Lustful princes, or the proximate cause of the rise of the Republic
Classical story, 20th century opera, contemporary theme
The Rape of Lucretia
Music by Benjamin Britten
Libretto by Ronald Duncan
Boston Lyric Opera
There is much that entrances the viewer in Boston Lyric Opera’s production of The Rape of Lucretia, despite its heavy thematic content. The story recounts how Tarquinius, Prince of Rome, hearing of Lucretia’s legendary loyalty to her husband Collatinus, decides to defile her chastity, triggering the events that lead to the demise of the monarchy. A palpable tension seeped throughout the production: from discordant drinking rows between the soldiers to the sense of foreboding for the climax that the title proclaims, accompanied by a fruitless yearning for a different, less gruesome ending.
Although the opera was sung in English, I often found myself glancing at the surtitles to catch all of the beautiful libretto, which, unlike in most operas, read like poetry.
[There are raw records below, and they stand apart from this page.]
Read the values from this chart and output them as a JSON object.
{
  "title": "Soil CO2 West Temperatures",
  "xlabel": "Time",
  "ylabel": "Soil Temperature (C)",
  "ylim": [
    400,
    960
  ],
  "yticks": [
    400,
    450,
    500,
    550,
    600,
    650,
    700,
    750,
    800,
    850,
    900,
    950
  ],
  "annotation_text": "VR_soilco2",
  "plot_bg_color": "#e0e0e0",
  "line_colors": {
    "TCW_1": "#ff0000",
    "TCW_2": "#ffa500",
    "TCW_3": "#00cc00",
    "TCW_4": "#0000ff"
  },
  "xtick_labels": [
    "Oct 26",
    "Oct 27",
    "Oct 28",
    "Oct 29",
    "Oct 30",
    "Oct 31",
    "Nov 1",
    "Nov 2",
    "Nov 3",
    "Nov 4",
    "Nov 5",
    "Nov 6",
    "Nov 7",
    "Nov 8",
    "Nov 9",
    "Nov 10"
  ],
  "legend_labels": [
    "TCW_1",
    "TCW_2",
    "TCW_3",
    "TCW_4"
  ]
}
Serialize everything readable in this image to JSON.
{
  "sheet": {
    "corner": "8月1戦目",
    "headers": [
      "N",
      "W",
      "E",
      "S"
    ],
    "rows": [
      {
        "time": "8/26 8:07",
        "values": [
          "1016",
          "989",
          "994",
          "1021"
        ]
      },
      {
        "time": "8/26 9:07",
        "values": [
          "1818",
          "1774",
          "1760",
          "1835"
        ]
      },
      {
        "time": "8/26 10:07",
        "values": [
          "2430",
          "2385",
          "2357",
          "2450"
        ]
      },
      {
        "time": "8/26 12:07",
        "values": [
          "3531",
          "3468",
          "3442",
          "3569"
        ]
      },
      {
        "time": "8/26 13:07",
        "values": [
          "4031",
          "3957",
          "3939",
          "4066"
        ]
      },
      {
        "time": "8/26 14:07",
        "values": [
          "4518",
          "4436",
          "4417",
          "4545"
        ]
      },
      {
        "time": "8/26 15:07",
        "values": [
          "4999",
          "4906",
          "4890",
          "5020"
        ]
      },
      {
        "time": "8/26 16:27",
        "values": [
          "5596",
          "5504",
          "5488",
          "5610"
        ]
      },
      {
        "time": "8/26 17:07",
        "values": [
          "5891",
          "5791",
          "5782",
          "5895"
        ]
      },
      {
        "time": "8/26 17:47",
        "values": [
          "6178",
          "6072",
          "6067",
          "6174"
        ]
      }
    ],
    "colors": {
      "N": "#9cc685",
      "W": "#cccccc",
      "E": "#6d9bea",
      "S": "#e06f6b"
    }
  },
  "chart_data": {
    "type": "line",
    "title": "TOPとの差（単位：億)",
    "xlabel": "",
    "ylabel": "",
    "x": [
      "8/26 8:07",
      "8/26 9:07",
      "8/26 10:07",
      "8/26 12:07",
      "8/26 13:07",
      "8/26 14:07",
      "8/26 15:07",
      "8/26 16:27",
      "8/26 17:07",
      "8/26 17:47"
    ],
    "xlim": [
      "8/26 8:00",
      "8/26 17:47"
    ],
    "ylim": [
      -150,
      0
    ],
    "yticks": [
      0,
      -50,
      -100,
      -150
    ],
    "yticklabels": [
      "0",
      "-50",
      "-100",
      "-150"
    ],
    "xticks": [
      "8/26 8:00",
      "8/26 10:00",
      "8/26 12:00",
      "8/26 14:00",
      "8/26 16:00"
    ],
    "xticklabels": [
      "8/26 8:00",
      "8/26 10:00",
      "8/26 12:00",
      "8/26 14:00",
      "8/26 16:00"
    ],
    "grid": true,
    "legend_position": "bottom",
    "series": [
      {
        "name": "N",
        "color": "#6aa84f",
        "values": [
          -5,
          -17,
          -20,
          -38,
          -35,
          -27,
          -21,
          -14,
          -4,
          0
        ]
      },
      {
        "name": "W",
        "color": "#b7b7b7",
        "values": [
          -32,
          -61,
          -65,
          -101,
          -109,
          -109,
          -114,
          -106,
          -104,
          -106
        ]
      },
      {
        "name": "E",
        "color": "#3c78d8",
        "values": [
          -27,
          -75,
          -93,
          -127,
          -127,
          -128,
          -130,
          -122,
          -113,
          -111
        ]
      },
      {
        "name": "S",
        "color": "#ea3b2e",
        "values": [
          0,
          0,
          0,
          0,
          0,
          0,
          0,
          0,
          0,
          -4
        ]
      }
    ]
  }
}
The dialogue was replete with evocative imagery, slant rhyme, colorful metaphors, and occasional cumbersome phrases, like “prodigious liberality of self-coined obsequious flattery.” Next to the surtitles, behind some gauzy curtains, was the orchestra, which I wish hadn’t been so hidden. The musicians skillfully alternated between lyrical passages conveying all the joy of spring flowers, staccato moments of tension, and elegiac stanzas of regret and sorrow. The conductor, who directed these expert mood manipulators, exhibited his own dexterity by playing the solo piano during recitative passages.
Britten’s music played a supporting role to the powerful delivery by the singers. Collatinus’s (Brandon Cedel) sonorous bass-baritone swelled through the cavernous performance space. His artistry was evident in his conspicuous but subdued pride for his wife’s virtuous character and in the way he wrapped his voice around her in comfort and support in the aftermath of her ordeal. Kelly O’Connor portrayed a resilient, fierce Lucretia, whose every movement and every glance spoke of her distrust and disdain for Tarquinius (Duncan Rock). She conveyed such a depth of despair, such a well of unwarranted shame, that the heart bled to watch her. Bianca (Margaret Lattimore) and Lucia (Sara Womble), Lucretia’s maids, were a duo whose singing was lucid as a mountain lake and shone especially in non-lexical vocables.
The staging made opportune use of the unusual performance space. The stage was encircled at close quarters by the audience members except where bleachers ascended to the orchestra platform. The singers would move up and down these steps, as well as around the balconies on the outer edges of the space, providing a welcome dynamism to an art that can sometimes be so distant or so static as to appear two-dimensional. The costume design was tasteful, except for Lucretia’s dress, which was absolutely gorgeous: a mosaic pattern from a yellow-orange palette with a cut that blended Classical and modern style.
Following Ancient Greek theatrical tradition, the Male and Female Chorus (Jesse Darden, Antonia Tamer) comment on the ongoing tragedy, as if from the future. As a result, the plot is bookended with Christian moralizing, and the admirable character of Lucretia and her suffering are belittled by an uninvited comparison to Jesus Christ. While I think the opera would have been improved by the omission of these passages, I found a small consolation in the pleasures provided by the Male Chorus’ impressive vocal control.
I imagine that the same economic realities that led Britten to develop the concept of “chamber opera” for The Rape of Lucretia, which features a smaller cast and an orchestra of thirteen players, influenced the BLO’s decision to stage this opera. Fortunately, it was a decision in the audience’s favor.